[MacDV] Re: iDVD3- does it work w/ non-Apple superdrives?

Michael Winter winter at mac.com
Mon Mar 3 07:11:14 PST 2003


On Saturday, March 1, 2003, at 07:21  AM, Gerhard Kuhn wrote:

Not wanting to start a flame war on a Monday morning, but I keep 
wondering...

> On Saturday, March 1, 2003, at 03:23  AM, Charles Martin wrote:
>
>>
>>> I really, really wish Apple would get off this idiotic kick of 
>>> shutting out
>>> 'upgrade' customers.
>>
>> This is not the reason they do this. They do this because they have 
>> to pay a hardware-based licensing fee to the MPEGLA group to do 
>> MPEG-2 exporting. That's their deal with them.
>
> They could easily rectify this by providing a plug much like Quick 
> Time Pro that you get by paying the licensing fee, which is relatively 
> small.

How do you know this? Everyone assumes that Apple is allowed to do 
whatever they want, but there are several other interests involved, 
including the MPEGLA and the entertainment industry. I don't think some 
people understand the hoops Apple has to jump through to keep everyone 
happy. That includes trying to keep "digital rights management" 
software/hardware to a minimum.
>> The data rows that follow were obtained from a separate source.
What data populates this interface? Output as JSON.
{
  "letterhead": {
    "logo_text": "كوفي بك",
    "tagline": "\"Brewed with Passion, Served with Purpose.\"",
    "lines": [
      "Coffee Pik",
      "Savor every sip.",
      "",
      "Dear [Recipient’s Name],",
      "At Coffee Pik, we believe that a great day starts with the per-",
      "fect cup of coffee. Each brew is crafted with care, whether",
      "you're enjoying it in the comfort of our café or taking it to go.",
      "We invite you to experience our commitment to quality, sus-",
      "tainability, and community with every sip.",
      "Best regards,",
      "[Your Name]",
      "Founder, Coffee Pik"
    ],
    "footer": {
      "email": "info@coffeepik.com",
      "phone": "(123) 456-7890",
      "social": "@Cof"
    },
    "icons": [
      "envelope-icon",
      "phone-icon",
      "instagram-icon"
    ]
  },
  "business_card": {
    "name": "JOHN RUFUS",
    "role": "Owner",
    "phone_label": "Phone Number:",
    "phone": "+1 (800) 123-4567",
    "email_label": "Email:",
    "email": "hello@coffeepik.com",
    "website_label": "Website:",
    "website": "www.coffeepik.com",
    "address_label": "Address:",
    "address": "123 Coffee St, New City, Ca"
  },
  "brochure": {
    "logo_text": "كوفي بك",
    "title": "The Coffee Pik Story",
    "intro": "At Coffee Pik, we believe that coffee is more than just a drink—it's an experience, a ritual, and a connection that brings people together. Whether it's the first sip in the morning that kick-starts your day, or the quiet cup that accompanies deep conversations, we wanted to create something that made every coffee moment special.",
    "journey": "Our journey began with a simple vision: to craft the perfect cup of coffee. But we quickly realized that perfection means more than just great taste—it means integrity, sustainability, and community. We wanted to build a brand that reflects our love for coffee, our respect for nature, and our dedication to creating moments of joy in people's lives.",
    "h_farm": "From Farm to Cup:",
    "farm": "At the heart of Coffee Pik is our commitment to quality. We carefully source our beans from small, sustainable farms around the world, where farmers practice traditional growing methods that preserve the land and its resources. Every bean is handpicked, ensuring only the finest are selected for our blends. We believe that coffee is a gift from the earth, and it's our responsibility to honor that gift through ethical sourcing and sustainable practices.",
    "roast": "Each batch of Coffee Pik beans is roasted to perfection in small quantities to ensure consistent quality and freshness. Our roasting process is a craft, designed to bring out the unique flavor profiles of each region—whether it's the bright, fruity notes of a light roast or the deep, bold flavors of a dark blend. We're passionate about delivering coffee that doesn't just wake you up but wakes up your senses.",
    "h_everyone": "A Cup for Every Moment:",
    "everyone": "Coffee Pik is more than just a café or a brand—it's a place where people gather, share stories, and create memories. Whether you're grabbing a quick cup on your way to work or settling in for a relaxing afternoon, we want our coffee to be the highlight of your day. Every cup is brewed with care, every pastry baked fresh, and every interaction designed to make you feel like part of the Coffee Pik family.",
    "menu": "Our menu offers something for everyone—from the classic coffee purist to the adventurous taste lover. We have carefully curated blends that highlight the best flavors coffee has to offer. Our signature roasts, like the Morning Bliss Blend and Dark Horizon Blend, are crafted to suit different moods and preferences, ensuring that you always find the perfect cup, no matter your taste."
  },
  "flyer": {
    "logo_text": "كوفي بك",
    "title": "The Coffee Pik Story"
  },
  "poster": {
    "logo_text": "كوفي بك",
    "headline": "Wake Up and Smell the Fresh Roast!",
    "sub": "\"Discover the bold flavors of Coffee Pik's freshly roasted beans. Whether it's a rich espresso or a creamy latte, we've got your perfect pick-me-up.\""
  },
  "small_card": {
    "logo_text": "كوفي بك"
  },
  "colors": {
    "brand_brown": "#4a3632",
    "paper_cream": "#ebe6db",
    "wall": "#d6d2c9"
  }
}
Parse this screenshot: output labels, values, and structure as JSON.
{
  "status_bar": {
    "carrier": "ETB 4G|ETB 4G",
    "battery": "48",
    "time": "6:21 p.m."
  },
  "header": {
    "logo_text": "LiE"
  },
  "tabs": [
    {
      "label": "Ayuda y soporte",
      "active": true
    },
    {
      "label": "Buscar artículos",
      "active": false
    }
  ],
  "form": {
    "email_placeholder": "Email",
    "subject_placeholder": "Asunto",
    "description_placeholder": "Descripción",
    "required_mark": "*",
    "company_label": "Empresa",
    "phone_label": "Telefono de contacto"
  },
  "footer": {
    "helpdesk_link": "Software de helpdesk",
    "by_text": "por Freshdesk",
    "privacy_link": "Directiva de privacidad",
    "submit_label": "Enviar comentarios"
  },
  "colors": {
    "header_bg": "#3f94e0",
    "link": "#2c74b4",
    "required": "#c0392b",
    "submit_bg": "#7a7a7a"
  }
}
Yes, Apple may be able to add the 
capability for little $$, but the tradeoff could be worse.

> They choose not to because they make more money on new hardware rather 
> than upgrading loyal costumers.

I'm assuming your just guessing about this, or do you have any real 
evidence that that's the reason? I'm not saying you're wrong, I don't 
have any evidence to the contrary. It just seems that for everything 
Apple does, someone is there to say the only reason they're essentially 
"screwing" their loyal customers and trying to force them to upgrade to 
more expensive systems. In fact, there are still people who believe 
that the "new systems won't boot OS 9" line is because Apple wants to 
force people to upgrade to X. It couldn't possibly be for engineering 
reasons like the fact that its getting harder and harder to add new 
hardware support to an old OS.

On another note, I've always expected the manufacturer of any drive I 
purchase to provide the software to use the drive. From the time I 
bought my first 2x CDR drive, I didn't expect Apple to furnish the 
software. I clearly expected that the people I bought the drive from 
would provide at least a bare minimum of software to fully use the 
drive, and if I wanted advanced features, I'd have to purchase a 3rd 
party product to do so. Why is it we now expect Apple to cover this 
territory at no or little cost to the user?